Since we are both quite a few years away from being eligible for Medicare (Jan more than Phil), one of the issues we had to address when we started our full-time RV life was health insurance. Phil’s employer insurance plan ended in November and, although we could have continued our High Deductible plan under COBRA for another 18 months, the premium for 2016 was going to be over $1,600 per month.
Being now semi-retired, our relatively low income made the Obamacare marketplace seemed like an attractive option. Through 2015, Blue Cross Blue Shield (BCBS) offered PPO plans through the marketplace that provided insurance coverage throughout the US. However, prior to the 2016 enrollment period, BCBS announced that it was no longer going to offer PPO plans in the Texas marketplace.

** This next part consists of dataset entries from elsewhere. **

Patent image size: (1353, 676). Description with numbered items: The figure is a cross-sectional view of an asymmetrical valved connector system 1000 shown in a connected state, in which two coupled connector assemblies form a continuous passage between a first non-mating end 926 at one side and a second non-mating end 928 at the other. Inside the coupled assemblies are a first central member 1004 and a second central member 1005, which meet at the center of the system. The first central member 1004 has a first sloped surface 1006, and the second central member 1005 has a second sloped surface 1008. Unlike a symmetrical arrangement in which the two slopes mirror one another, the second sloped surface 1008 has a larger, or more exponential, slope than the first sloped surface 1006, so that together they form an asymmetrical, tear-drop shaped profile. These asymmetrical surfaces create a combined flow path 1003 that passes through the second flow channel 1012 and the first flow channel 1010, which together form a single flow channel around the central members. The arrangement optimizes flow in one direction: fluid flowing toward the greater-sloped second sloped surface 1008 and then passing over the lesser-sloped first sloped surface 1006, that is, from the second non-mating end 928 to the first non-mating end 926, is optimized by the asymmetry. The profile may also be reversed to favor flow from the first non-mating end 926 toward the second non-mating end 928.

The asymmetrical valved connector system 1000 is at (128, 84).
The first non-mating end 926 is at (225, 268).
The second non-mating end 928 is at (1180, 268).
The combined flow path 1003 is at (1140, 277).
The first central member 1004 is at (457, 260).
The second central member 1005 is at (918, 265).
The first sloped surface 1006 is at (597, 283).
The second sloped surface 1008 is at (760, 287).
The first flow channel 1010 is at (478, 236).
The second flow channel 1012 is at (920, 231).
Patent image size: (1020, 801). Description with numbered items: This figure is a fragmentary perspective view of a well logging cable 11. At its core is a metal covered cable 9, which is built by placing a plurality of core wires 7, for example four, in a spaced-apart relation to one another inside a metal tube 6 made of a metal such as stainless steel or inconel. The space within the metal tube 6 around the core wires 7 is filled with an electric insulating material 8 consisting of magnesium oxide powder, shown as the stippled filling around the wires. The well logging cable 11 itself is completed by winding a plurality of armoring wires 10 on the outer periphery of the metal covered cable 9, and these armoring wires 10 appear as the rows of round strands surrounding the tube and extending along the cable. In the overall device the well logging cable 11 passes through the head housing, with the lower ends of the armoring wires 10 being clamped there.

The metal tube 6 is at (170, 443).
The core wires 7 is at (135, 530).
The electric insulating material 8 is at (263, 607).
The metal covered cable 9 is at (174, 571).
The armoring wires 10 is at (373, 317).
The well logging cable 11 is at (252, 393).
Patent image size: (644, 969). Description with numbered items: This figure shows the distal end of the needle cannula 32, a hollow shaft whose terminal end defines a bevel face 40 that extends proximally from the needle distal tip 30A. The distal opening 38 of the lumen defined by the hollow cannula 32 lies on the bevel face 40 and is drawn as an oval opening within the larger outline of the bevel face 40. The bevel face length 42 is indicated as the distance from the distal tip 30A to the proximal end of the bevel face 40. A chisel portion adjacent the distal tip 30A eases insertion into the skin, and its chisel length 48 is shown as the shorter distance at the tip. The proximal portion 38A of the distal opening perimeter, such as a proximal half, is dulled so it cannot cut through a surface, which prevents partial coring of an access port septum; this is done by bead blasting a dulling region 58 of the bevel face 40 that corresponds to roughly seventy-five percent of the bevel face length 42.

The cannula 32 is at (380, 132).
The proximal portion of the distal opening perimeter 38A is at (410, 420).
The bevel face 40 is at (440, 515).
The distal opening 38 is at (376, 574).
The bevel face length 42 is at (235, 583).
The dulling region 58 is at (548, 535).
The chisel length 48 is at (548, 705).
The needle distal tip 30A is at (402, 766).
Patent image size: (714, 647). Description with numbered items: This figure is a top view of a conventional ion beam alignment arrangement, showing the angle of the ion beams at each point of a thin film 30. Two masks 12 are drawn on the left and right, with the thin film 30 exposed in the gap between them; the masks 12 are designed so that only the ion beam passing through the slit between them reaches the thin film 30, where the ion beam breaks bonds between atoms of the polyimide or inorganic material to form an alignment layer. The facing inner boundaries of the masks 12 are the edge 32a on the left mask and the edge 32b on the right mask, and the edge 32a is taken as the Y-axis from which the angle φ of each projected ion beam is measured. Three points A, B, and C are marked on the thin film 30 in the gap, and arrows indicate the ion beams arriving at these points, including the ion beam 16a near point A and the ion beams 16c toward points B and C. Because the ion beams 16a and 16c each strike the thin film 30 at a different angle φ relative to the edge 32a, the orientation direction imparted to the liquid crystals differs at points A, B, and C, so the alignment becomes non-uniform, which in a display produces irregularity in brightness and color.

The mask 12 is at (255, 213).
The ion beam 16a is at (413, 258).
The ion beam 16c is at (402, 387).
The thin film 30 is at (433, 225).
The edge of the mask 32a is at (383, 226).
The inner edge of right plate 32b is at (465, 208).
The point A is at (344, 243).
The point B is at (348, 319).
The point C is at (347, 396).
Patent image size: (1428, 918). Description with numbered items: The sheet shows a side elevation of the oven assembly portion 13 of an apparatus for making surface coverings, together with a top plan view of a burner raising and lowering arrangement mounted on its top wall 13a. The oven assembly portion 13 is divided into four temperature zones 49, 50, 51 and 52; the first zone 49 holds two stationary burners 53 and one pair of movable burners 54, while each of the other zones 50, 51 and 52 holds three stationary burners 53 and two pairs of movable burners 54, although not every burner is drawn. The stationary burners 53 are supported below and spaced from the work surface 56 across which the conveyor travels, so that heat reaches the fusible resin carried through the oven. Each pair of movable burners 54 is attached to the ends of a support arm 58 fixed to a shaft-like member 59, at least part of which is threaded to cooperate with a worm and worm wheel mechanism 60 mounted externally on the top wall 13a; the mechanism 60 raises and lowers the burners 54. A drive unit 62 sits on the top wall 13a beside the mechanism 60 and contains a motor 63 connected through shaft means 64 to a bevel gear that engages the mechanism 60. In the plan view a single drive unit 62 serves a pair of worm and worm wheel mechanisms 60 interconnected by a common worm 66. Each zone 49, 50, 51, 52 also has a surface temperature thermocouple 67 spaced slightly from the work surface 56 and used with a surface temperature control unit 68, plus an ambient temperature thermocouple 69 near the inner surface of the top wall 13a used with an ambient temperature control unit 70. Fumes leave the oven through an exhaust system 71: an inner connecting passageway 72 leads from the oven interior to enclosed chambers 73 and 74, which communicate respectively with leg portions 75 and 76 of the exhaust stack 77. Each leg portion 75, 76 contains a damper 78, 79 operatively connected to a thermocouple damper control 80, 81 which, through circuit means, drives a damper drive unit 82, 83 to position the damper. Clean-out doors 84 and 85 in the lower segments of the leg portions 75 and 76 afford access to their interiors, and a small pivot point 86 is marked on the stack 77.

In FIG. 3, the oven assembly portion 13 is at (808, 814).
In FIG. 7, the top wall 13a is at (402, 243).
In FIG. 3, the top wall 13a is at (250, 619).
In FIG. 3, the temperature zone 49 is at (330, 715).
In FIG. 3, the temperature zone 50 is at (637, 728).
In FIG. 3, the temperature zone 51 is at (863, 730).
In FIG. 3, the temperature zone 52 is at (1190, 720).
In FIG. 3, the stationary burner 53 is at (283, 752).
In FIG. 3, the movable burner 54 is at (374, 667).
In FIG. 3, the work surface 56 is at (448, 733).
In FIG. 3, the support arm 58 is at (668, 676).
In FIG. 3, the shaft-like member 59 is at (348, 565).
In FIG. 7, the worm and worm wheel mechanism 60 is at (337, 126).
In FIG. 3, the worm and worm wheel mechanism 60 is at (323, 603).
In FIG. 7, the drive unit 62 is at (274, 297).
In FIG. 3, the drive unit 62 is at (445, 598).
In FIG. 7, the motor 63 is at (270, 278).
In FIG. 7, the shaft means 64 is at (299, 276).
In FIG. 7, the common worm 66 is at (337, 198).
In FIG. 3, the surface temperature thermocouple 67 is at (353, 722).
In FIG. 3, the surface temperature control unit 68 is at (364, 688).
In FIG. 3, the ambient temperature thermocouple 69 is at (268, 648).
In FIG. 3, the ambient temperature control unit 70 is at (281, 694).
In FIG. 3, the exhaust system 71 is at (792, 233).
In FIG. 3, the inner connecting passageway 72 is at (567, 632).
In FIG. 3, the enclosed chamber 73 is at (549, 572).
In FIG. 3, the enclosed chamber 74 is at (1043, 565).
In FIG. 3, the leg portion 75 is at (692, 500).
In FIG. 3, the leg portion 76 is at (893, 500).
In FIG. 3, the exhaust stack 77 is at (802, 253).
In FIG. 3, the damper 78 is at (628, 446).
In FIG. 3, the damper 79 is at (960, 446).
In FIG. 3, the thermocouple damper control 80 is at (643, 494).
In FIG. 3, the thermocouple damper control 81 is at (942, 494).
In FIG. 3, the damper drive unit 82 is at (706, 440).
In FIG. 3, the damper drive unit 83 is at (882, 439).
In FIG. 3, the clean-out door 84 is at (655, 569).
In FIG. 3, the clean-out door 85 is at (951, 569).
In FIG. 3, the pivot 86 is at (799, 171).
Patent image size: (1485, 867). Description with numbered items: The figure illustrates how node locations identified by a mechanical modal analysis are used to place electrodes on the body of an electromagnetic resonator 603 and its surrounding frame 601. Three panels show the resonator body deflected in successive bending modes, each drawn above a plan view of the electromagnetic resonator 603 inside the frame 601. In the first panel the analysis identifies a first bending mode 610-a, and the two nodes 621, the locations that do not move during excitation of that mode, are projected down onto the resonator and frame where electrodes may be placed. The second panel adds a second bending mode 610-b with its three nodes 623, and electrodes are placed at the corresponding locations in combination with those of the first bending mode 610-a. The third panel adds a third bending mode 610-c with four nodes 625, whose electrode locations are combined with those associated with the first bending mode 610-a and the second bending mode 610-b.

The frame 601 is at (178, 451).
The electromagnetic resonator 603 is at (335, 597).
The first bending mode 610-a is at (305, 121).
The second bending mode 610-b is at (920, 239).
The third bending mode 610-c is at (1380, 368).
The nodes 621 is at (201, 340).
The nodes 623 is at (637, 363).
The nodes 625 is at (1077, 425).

When the time came for us to enroll for insurance for 2016, we learned the good news and bad news of the Obamacare marketplace. The good news was that we received a large subsidy due to our low income. The bad news was that the only available options in our county were seven HMO plans. We were tied to a Primary Care Physician (PCP) in Livingston, TX. The only coverage outside of Texas would be for emergency room treatment in the event of a life-threatening medical emergency. If we needed hospitalization or any other medical treatment outside of Texas, it would all be out-of-pocket. This would make it very risky for us to travel outside the state, hardly the scenario we were counting on when we decided to RV full-time.
As untenable as this was, our new reality became even worse as we learned more of the details. Jan needed a prescription filled in early January but, by then, we were five hours away from our assigned PCP. She called the PCP’s office to see if she could be referred to a local physician from within the HMO network. Jan was told that the PCP wouldn’t do a referral since he’d never seen her before. The other option was to switch our PCP to a local physician. Jan managed to find a local physician in the HMO network that was accepting new patients. However, she was told by the new doctor’s assistant that they limit the appointments of patients with our kind of insurance. Initially Jan was told that the first available appointment for patients with our insurance was more than two months out, although there was an outside chance they could get her in earlier. With few alternatives, we both filled out tons of new patient forms and got BCBS approval to change our PCP to the doctor in Kerrville. Jan managed to sweet-talk her doctor in Illinois to give her a prescription for another month and the new PCP agreed to see her on February 18th. At that point, we decided we had no choice but to stay in Kerrville for another month.
Phil decided he should schedule an initial appointment with the PCP so the doctor would have seen him if Phil ever needed to be referred to another doctor in the HMO network in Texas. He called the PCP’s office on Feb. 5th and was told that the earliest appointment was April 29th. Since we expect to be in California in April, Phil didn’t schedule the appointment.
We are now faced with a dilemma due to this insurance issue. We could switch to an insurance plan outside the marketplace but this would require us to lose the Obamacare subsidy as well as incurring a high deductible. Instead, we’ve decided to roll the dice and hope we can stay healthy for 2016. We also may need to spend more time in Texas than we would have preferred. We plan to explore other options in November 2016 when we know what insurance plans will be offered for 2017 and the impact of the elections on the future of Obamacare.
In the meantime, we’re going to try our best to keep safe and healthy.